Farm Journal Washington correspondent Jim Wiesemeyer reported on the planned MFP payment, and says that this second installment will total $3.625 billion. A third installment totaling the same amount could go out in early 2020.
Right now it doesn’t appear to be possible to accelerate that third MFP payment, as the USDA is having cash flow problems of their own. MFP isn’t structured to help with disaster, it’s meant to deal with trade. They have a funding schedule that is difficult to disrupt, and it’s not likely that the third payment would be moved forward.
Farm Liquidity in Iowa on a Downtrend
Rod Swoboda of Wallaces Farmer says that without the Market Facilitation Program (MFP) payments, farm liquidity is on a downtrend- especially in Iowa. That’s been the case for the past several years, but a new survey conducted by the Iowa State University extension has confirmed that the percentage of farms with “vulnerable liquidity” is increasing- almost 13% since 2014. Results and analysis of the study is available in ISU’s October 2019 Ag Decision Maker Newsletter.
Head of the study, Alejandro Plastina, says that farm liquidity improved slightly in 2018, but that was due to MFP payments.

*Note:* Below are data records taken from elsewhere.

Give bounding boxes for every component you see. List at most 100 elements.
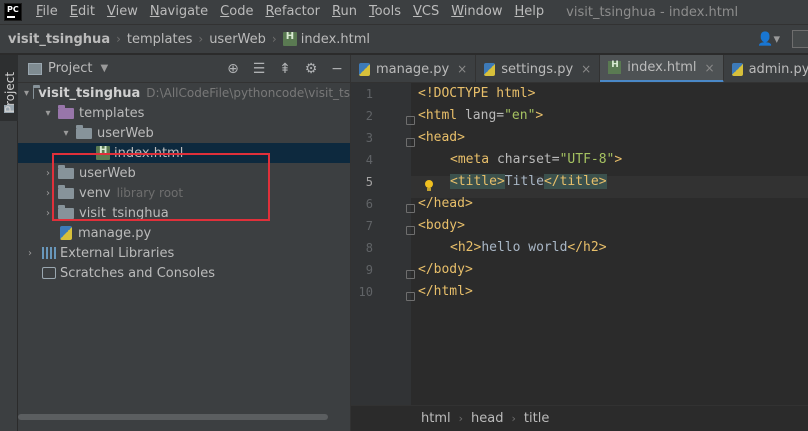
line-number: 10 [358, 285, 373, 299]
tree-item-project-root[interactable]: ▾ visit_tsinghua D:\AllCodeFile\pythonco… [18, 83, 350, 103]
line-number: 8 [365, 241, 373, 255]
code-line: </head> [418, 196, 473, 211]
pycharm-logo-icon: PC [4, 3, 22, 21]
chevron-right-icon: › [116, 32, 121, 46]
tree-item-external-libraries[interactable]: › External Libraries [18, 243, 350, 263]
editor-area: manage.py × settings.py × index.html × a… [350, 55, 808, 431]
tab-settings-py[interactable]: settings.py × [476, 55, 601, 82]
tree-item-userweb-templates[interactable]: ▾ userWeb [18, 123, 350, 143]
lightbulb-icon[interactable] [424, 180, 434, 192]
menu-vcs[interactable]: VCS [407, 0, 445, 24]
scrollbar-thumb[interactable] [18, 414, 328, 420]
chevron-right-icon: › [511, 412, 516, 425]
chevron-right-icon: › [198, 32, 204, 46]
tab-admin-py[interactable]: admin.py × [724, 55, 808, 82]
menu-navigate[interactable]: Navigate [144, 0, 214, 24]
menu-refactor[interactable]: Refactor [259, 0, 326, 24]
horizontal-scrollbar[interactable] [18, 413, 350, 421]
code-line: </body> [418, 262, 473, 277]
tree-item-manage-py[interactable]: manage.py [18, 223, 350, 243]
folder-icon [58, 184, 74, 199]
chevron-right-icon[interactable]: › [42, 168, 54, 179]
scratches-icon [42, 267, 56, 279]
code-line: <h2>hello world</h2> [450, 240, 607, 255]
menu-help[interactable]: Help [509, 0, 551, 24]
chevron-down-icon[interactable]: ▾ [42, 108, 54, 119]
breadcrumb-head[interactable]: head [471, 411, 503, 426]
chevron-down-icon[interactable]: ▾ [60, 128, 72, 139]
python-file-icon [731, 62, 743, 76]
tree-item-scratches[interactable]: Scratches and Consoles [18, 263, 350, 283]
chevron-right-icon[interactable]: › [42, 188, 54, 199]
hide-panel-icon[interactable]: − [324, 61, 350, 77]
chevron-down-icon[interactable]: ▼ [100, 63, 108, 74]
user-account-icon[interactable]: 👤▾ [757, 32, 780, 47]
html-file-icon [96, 145, 110, 160]
close-icon[interactable]: × [457, 62, 467, 76]
menu-file[interactable]: File [30, 0, 64, 24]
project-view-selector[interactable]: Project [48, 61, 92, 76]
nav-crumb-templates[interactable]: templates [127, 32, 192, 47]
close-icon[interactable]: × [581, 62, 591, 76]
chevron-right-icon[interactable]: › [42, 208, 54, 219]
html-file-icon [608, 60, 622, 74]
project-tool-button[interactable]: Project [0, 55, 18, 121]
chevron-right-icon: › [458, 412, 464, 425]
html-file-icon [282, 31, 297, 46]
close-icon[interactable]: × [705, 61, 715, 75]
run-config-selector[interactable] [792, 30, 808, 48]
menu-bar: PC File Edit View Navigate Code Refactor… [0, 0, 808, 24]
chevron-right-icon[interactable]: › [24, 248, 36, 259]
tab-index-html[interactable]: index.html × [600, 55, 724, 82]
line-number-gutter: 1 2 3 4 5 6 7 8 9 10 [351, 83, 415, 405]
line-number: 2 [365, 109, 373, 123]
project-panel: Project ▼ ⊕ ☰ ⇞ ⚙ − ▾ visit_tsinghua D:\… [18, 55, 350, 431]
code-line: <head> [418, 130, 465, 145]
python-file-icon [359, 62, 370, 76]
locate-file-icon[interactable]: ⊕ [220, 61, 246, 77]
line-number: 1 [365, 87, 373, 101]
tree-item-templates[interactable]: ▾ templates [18, 103, 350, 123]
chevron-down-icon[interactable]: ▾ [24, 88, 29, 99]
templates-folder-icon [58, 104, 74, 119]
menu-code[interactable]: Code [214, 0, 259, 24]
nav-crumb-userweb[interactable]: userWeb [209, 32, 266, 47]
tree-item-visit-package[interactable]: › visit_tsinghua [18, 203, 350, 223]
window-title: visit_tsinghua - index.html [566, 4, 739, 20]
expand-all-icon[interactable]: ☰ [246, 61, 272, 77]
collapse-all-icon[interactable]: ⇞ [272, 61, 298, 77]
breadcrumb-title[interactable]: title [524, 411, 549, 426]
python-file-icon [60, 226, 72, 240]
code-line: </html> [418, 284, 473, 299]
tree-item-userweb[interactable]: › userWeb [18, 163, 350, 183]
folder-icon [76, 124, 92, 139]
folder-icon [58, 204, 74, 219]
code-editor[interactable]: <!DOCTYPE html> <html lang="en"> <head> … [411, 83, 808, 405]
navigation-bar: visit_tsinghua › templates › userWeb › i… [0, 24, 808, 54]
code-line: <!DOCTYPE html> [418, 86, 536, 101]
nav-crumb-index[interactable]: index.html [282, 31, 370, 47]
editor-tabs: manage.py × settings.py × index.html × a… [351, 55, 808, 83]
nav-crumb-project[interactable]: visit_tsinghua [8, 32, 110, 47]
settings-gear-icon[interactable]: ⚙ [298, 61, 324, 77]
menu-edit[interactable]: Edit [64, 0, 101, 24]
chevron-right-icon: › [271, 32, 277, 46]
menu-tools[interactable]: Tools [363, 0, 407, 24]
library-icon [42, 247, 56, 259]
menu-view[interactable]: View [101, 0, 144, 24]
menu-window[interactable]: Window [445, 0, 508, 24]
breadcrumb-html[interactable]: html [421, 411, 451, 426]
menu-run[interactable]: Run [326, 0, 363, 24]
project-tree: ▾ visit_tsinghua D:\AllCodeFile\pythonco… [18, 83, 350, 283]
project-panel-header: Project ▼ ⊕ ☰ ⇞ ⚙ − [18, 55, 350, 83]
tab-manage-py[interactable]: manage.py × [351, 55, 477, 82]
tree-item-venv[interactable]: › venv library root [18, 183, 350, 203]
python-file-icon [484, 62, 496, 76]
folder-icon [58, 164, 74, 179]
editor-breadcrumbs: html › head › title [351, 405, 808, 431]
line-number: 7 [365, 219, 373, 233]
tree-item-index-html[interactable]: index.html [18, 143, 350, 163]
code-line: <html lang="en"> [418, 108, 544, 123]
line-number: 5 [365, 175, 373, 189]
left-tool-strip: Project [0, 55, 18, 431]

Long term, farm liquidity in Iowa has been in significant decline.
“While liquidity improved slightly in 2018 due mostly to the MFP payments, the cumulative loss in working capital since 2014 has averaged $189 per acre across the farms in my study,” Plastina says. And given the difficult growing season of this year, he expects 2019 financial numbers to be poor, as well.
“A massive number of delayed and prevented planting acres, low crop prices, reduced demand from biofuel refineries, and trade uncertainties in 2019 present a challenging liquidity scenario for farmers in Iowa,” Plastina notes. “A new round of MFP payments will certainly help mitigate liquidity gaps this year, but the question remains on the sustainability of these payments through time. How long can the federal government keep providing these payments?”
The longer the trade war with China lasts, the harder it’s getting for many farmers to get by. Farm liquidity, especially in Iowa is in decline, and this second installment of aid is welcome relief. Depending on what happens with regard to a trade deal, the third installment for trade relief may or may not be issued. If eligible farmers have applied, they can expect the next aid payment to arrive in late November or December.